Howard, a Springfield Dominican associate, and I have served many years together on the congregation’s antiracism team. When asked
whether he thought states should allow businesses to open soon, he responded with that head-tilt I’ve learned means “listen up.”
“I’m just not comfortable with that,” he said. Howard understands the consequences of his profession—he calls it his vocation. “This is what we trained and signed up for,” he said about himself and his frontline colleagues at St. Dominic. “We are willing to risk our lives to take care of people.”
Soon, our call was interrupted by a code called over the PA. Howard grabbed his pager and darted offcamera. “Gotta go!” he shouted,
leaving me staring at his empty office. When he called back, he said he had intubated a distressed patient. I asked about the source of his courage.
“My mother reared us up on the 23rd Psalm. That will take you through life,” he said. “That’s the Godhonest truth.” Howard said he practices a detailed decontamination process at the end of every shift: Lysol-spraying his clothing before entering the house, then meticulously showering before seeing his wife Maryam or touching anything at home.

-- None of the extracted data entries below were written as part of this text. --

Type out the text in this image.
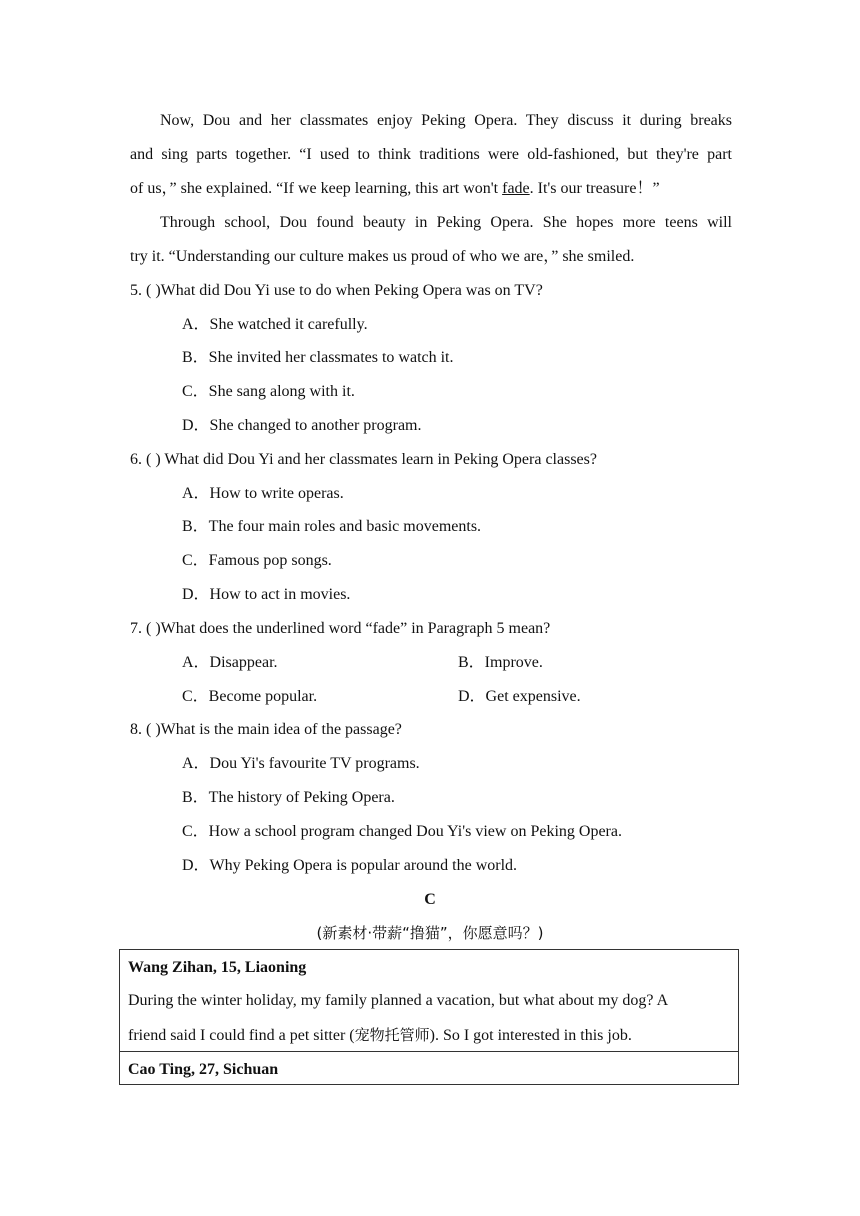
Now, Dou and her classmates enjoy Peking Opera. They discuss it during breaks
and sing parts together. “I used to think traditions were old-fashioned, but they're part
of us，” she explained. “If we keep learning, this art won't fade. It's our treasure！”
Through school, Dou found beauty in Peking Opera. She hopes more teens will
try it. “Understanding our culture makes us proud of who we are，” she smiled.
5. ( )What did Dou Yi use to do when Peking Opera was on TV?
A．She watched it carefully.
B．She invited her classmates to watch it.
C．She sang along with it.
D．She changed to another program.
6. ( ) What did Dou Yi and her classmates learn in Peking Opera classes?
A．How to write operas.
B．The four main roles and basic movements.
C．Famous pop songs.
D．How to act in movies.
7. ( )What does the underlined word “fade” in Paragraph 5 mean?
A．Disappear.	B．Improve.
C．Become popular.	D．Get expensive.
8. ( )What is the main idea of the passage?
A．Dou Yi's favourite TV programs.
B．The history of Peking Opera.
C．How a school program changed Dou Yi's view on Peking Opera.
D．Why Peking Opera is popular around the world.
C
(新素材·带薪“撸猫”，你愿意吗？)
Wang Zihan, 15, Liaoning
During the winter holiday, my family planned a vacation, but what about my dog? A
friend said I could find a pet sitter (宠物托管师). So I got interested in this job.
Cao Ting, 27, Sichuan
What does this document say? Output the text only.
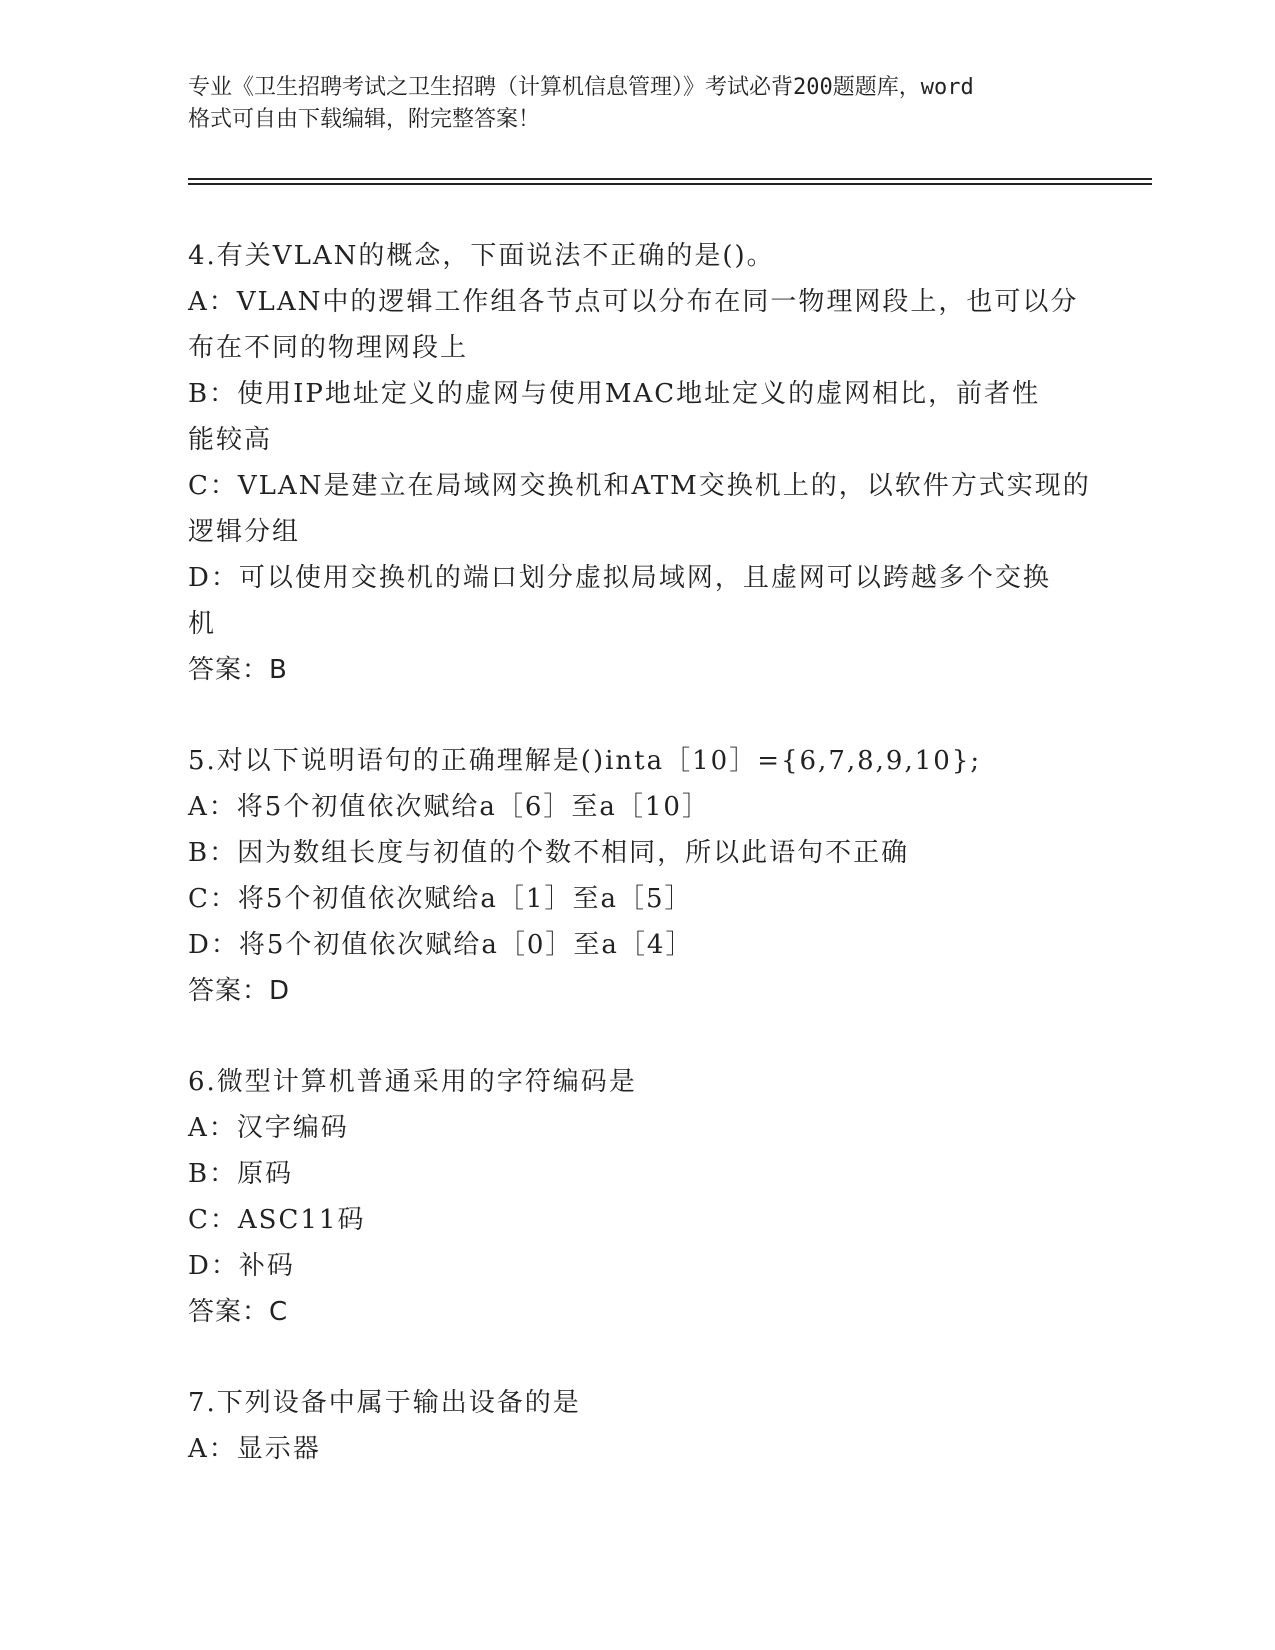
专业《卫生招聘考试之卫生招聘（计算机信息管理）》考试必背200题题库，word
格式可自由下载编辑，附完整答案！
4.有关VLAN的概念，下面说法不正确的是()。
A：VLAN中的逻辑工作组各节点可以分布在同一物理网段上，也可以分
布在不同的物理网段上
B：使用IP地址定义的虚网与使用MAC地址定义的虚网相比，前者性
能较高
C：VLAN是建立在局域网交换机和ATM交换机上的，以软件方式实现的
逻辑分组
D：可以使用交换机的端口划分虚拟局域网，且虚网可以跨越多个交换
机
答案：B
5.对以下说明语句的正确理解是()inta［10］={6,7,8,9,10};
A：将5个初值依次赋给a［6］至a［10］
B：因为数组长度与初值的个数不相同，所以此语句不正确
C：将5个初值依次赋给a［1］至a［5］
D：将5个初值依次赋给a［0］至a［4］
答案：D
6.微型计算机普通采用的字符编码是
A：汉字编码
B：原码
C：ASC11码
D：补码
答案：C
7.下列设备中属于输出设备的是
A：显示器
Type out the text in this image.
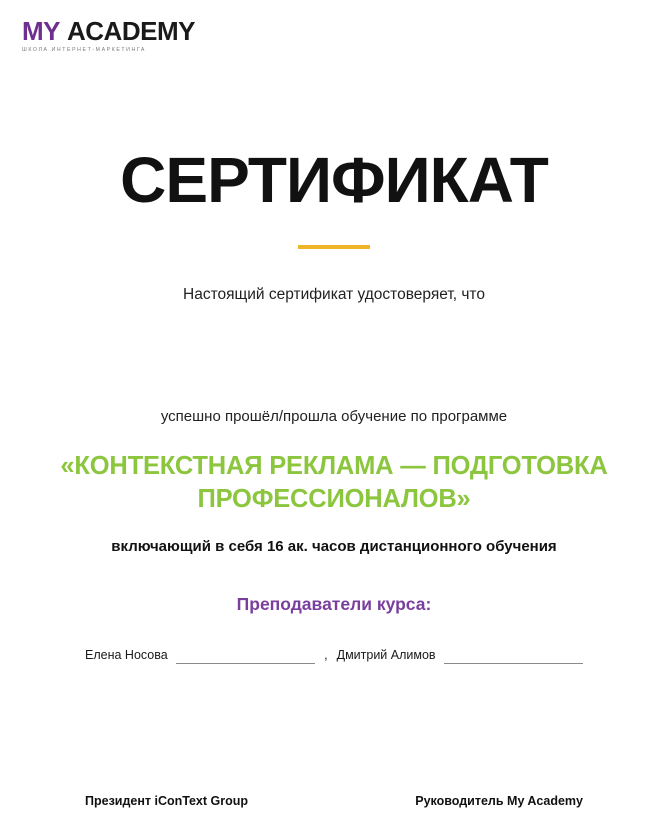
MY ACADEMY
ШКОЛА ИНТЕРНЕТ-МАРКЕТИНГА
СЕРТИФИКАТ
Настоящий сертификат удостоверяет, что
успешно прошёл/прошла обучение по программе
«КОНТЕКСТНАЯ РЕКЛАМА — ПОДГОТОВКА ПРОФЕССИОНАЛОВ»
включающий в себя 16 ак. часов дистанционного обучения
Преподаватели курса:
Елена Носова	, Дмитрий Алимов
Президент iConText Group	Руководитель My Academy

“It’s depressing to come here every day knowing I might go home with something I didn’t come to work with,” he said. Still, those challenges do not override his desire to follow “the same pathway Jesus took” in his willingness to give his life for others. He says it’s satisfying to see the results of his work. “It’s thrilling to take someone from an inability to breathe or talk to clear airways and
sufficient breath. You give of yourself and you receive back the gift of what you’ve given from others.”
Howard is aware of the limits to his knowledge and skill, and clear that the “bridge” to life he builds for his patients is temporary. “God is going to have his way,” he said. Whether he gains his patients a few additional hours, or days, months, or years, he knows what he gives them is the gift of time—and an opportunity for healing and reconciliation. That, he says, is the greatest reward.